Relaxin is a peptide hormone with an important reproductive function, and is a member of a broader family of peptide hormones with diverse reproductive and non-reproductive functions. A research group at the Howard Florey Institute in Melbourne has been studying this hormone for many years, so when a student there, Tracey Wilkinson, was looking for a thesis topic in applied bioinformatics, the title of this talk seemed to be a potentially fruitful one. That turned out to be the case, and this talk will summarize some of Tracey's many interesting results. This is a wonderful time to be studying gene families, and I hope to convince you that pure and applied molecular evolution is a facscinating area of genome science.
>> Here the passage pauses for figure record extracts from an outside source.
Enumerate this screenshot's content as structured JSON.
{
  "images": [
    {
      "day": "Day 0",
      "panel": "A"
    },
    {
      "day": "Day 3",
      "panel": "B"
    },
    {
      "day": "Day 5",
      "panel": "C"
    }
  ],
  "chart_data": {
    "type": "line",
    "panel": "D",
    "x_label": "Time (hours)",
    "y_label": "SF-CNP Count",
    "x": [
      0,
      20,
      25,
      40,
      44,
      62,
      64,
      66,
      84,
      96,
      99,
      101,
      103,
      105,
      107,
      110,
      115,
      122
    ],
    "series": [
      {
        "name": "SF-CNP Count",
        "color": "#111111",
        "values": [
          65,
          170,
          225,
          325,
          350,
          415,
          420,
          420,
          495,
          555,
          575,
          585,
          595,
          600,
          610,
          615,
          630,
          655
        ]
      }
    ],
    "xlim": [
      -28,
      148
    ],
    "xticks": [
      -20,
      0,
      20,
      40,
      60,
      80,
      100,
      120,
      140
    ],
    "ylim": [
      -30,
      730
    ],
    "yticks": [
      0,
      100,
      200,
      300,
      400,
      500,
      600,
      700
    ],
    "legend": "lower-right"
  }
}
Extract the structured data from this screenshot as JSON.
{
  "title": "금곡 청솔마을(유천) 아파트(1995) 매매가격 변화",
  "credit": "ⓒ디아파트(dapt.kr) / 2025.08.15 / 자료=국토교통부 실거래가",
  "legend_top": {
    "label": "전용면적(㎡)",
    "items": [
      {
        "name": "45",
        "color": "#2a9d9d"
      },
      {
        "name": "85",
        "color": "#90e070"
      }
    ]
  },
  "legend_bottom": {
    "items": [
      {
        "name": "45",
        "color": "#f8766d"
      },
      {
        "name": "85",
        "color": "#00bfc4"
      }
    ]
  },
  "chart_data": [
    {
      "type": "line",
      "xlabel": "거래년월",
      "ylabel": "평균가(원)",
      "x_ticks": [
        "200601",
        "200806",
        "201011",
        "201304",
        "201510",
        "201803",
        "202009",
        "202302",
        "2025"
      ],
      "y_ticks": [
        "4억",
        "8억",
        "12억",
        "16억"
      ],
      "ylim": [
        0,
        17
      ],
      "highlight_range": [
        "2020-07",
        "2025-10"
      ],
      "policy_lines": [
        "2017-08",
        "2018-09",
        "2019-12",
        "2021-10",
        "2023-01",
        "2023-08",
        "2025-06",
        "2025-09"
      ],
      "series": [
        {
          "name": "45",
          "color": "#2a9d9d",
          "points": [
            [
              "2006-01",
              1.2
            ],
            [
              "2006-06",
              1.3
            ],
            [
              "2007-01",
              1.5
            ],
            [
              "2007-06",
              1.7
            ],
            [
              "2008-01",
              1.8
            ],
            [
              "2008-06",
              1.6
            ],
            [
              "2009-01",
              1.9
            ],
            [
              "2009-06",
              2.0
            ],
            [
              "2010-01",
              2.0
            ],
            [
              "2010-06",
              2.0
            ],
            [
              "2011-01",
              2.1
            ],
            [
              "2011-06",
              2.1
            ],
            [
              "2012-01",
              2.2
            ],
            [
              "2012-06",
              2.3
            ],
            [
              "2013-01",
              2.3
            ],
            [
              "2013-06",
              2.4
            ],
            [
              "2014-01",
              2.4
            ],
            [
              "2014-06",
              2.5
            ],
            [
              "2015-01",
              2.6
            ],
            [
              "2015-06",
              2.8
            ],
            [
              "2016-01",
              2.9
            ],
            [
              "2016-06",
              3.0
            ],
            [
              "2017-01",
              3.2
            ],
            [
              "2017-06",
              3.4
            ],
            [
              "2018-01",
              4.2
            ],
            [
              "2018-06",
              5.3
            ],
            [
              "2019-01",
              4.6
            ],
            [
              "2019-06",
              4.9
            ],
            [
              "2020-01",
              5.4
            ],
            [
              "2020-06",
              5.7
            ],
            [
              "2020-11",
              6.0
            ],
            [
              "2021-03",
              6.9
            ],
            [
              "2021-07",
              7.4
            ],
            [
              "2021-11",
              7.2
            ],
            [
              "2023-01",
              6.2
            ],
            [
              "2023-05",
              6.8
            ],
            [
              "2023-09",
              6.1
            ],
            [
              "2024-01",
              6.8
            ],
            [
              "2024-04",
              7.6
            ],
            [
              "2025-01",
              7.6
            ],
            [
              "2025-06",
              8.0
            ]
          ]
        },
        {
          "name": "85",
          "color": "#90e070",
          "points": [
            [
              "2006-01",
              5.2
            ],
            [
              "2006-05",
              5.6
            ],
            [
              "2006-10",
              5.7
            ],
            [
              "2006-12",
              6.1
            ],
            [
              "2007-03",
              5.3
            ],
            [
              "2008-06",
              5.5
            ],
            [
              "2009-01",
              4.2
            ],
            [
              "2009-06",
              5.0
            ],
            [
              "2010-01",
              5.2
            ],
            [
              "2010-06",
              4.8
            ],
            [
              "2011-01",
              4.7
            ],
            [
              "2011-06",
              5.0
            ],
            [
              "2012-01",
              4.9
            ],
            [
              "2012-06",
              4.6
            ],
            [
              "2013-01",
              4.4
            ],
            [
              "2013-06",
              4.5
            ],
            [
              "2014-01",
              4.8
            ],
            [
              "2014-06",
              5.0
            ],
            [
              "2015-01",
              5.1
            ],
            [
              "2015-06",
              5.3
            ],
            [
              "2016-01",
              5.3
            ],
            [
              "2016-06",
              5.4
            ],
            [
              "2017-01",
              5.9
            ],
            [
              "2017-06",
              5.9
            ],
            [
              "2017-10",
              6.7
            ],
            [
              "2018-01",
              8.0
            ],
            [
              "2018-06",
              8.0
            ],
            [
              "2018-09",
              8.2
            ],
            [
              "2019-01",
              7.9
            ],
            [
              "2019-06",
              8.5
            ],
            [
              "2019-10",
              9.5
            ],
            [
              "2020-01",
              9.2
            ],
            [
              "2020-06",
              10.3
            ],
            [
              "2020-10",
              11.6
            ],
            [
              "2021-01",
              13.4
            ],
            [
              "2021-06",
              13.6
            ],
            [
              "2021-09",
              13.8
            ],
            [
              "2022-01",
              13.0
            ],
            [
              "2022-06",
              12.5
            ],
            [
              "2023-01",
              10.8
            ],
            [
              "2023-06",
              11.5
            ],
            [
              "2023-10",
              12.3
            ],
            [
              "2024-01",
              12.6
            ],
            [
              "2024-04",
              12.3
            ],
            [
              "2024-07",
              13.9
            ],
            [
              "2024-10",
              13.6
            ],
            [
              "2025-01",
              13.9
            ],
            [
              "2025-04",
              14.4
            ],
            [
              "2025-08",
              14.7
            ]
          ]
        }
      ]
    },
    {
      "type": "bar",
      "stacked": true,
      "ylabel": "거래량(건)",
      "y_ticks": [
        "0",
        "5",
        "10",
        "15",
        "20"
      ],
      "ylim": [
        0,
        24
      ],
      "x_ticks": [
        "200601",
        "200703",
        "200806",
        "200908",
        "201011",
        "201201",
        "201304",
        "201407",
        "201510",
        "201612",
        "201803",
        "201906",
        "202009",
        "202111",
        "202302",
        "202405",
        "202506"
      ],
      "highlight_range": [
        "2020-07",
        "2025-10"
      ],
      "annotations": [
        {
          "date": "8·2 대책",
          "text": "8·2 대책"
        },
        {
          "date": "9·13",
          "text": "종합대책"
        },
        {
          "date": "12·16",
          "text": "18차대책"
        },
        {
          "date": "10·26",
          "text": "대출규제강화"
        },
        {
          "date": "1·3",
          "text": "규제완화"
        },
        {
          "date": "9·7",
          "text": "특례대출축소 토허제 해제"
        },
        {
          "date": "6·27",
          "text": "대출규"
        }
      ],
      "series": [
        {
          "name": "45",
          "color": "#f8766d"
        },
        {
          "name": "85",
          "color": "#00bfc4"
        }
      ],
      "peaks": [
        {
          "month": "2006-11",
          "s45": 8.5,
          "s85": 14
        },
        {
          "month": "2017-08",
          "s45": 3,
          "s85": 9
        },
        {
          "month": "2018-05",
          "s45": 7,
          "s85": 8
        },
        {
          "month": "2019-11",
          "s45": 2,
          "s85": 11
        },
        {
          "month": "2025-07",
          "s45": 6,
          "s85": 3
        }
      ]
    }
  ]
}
Joint work with Tracey Wilkinson.


TO BE RESCHEDULED

Molecular basis and consequences of phase variation in Vibrio cholerae
Professor Fitnat Yildiz
Department of Environmental Toxicology, UC Santa Cruz

V. cholerae, the causative agent of the disease cholera, is a natural inhabitant of aquatic environments. The pathogen causes periodic, seasonal cholera outbreaks in regions where the disease is endemic and can spread worldwide in pandemics. The ability of V. cholerae to cause epidemics is linked to its survival in aquatic habitats. The capacity of V. cholerae to undergo a phase variation event, that results in the generation of two morphologically different colony variants termed smooth and rugose, is predicted to be important for the survival of the pathogen in natural aquatic habitats. With the availability of the completely sequenced genome of V. cholerae, we employed a genome-wide approach to understand the molecular basis and molecular consequences of smooth-to-rugose phase variation. To this end, we performed whole genome expression profiling studies of smooth and rugose phase variants and of the regulatory mutants. Analysis of the expression data revealed that "rugosity" and "smoothness" is modulated by second messenger cyclic di-guanylic acid (c-diGMP) and controlled by a complex hierarchy of positive and negative transcriptional regulators. In this talk, I will describe genetic and genomic characterization of networks controlling phenotypic variation V. cholerea.